Так разве мог я чувствовать себя спокойно?
Но продолжали меня преследовать не люди Лиджо, а легавые. Они просто не могли спокойно видеть, как я беззаботно прогуливаюсь, и сразу же, безо всякого предлога, спешили надеть на меня наручники. Однажды поздно вечером они вломились ко мне в квартиру с обыском. Меня не было дома. Вернувшись, я нашел белую как мел Нуччу, которая была так напугана, что даже не могла плакать. «Да что им от тебя надо?» — непрерывно спрашивала она. А я, чтобы подбодрить ее, отшучивался и уверял, что это, наверно, какая-то ошибка и я устрою скандал в квестуре. Как они смеют вот так врываться к людям? Но она меня не слушала, чувствуя, что здесь что-то не так, но не понимая, в чем дело.
«Вот если бы ты был, допустим, механиком или пекарем, то полиция бы к нам не приходила. А чем занимаешься ты?» — не отставала она. Наконец Нучча немного успокоилась и уснула, но спала неспокойно, во сне дергалась и что-то говорила. Теперь я не мог уже больше врать, и на следующий день рассказал ей, что так как меня уволили, а работу никак не найти, то иногда, чтоб свести концы с концами, приходится по мелочи заниматься контрабандой. Она поклялась, что отныне будет сто раз пересчитывать деньги, прежде чем потратить, что ничего себе больше не будет покупать. И тогда мне не нужно будет больше таким образом зарабатывать деньги. И заставила меня поклясться на распятии, что я прекращу темные дела с сигаретами. Меня разбирал смех: что-что, а вот это я действительно мог обещать ей со спокойной совестью. К тому времени я давно уже не имел больше дела с сигаретами. Женщины все равно что малые дети: чтобы их успокоить, иногда довольно самой невинной лжи.

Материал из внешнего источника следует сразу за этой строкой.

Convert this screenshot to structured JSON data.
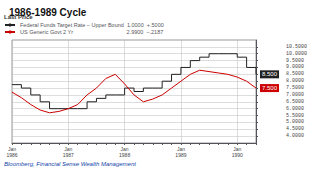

В те дни я понял разницу между тем, когда ты свободен, и тем, когда сам себя связал по рукам и ногам. Кортимилья когда-то, еще во времена Корлеоне, мне сказал: «Рисковый человек должен оставаться свободным. Что-нибудь одно: или жена, или пистолет». Я понимал, что он прав, так говоря. Но, святый боже, мужчина, у которого нет ни жены, ни детей, разве это мужчина?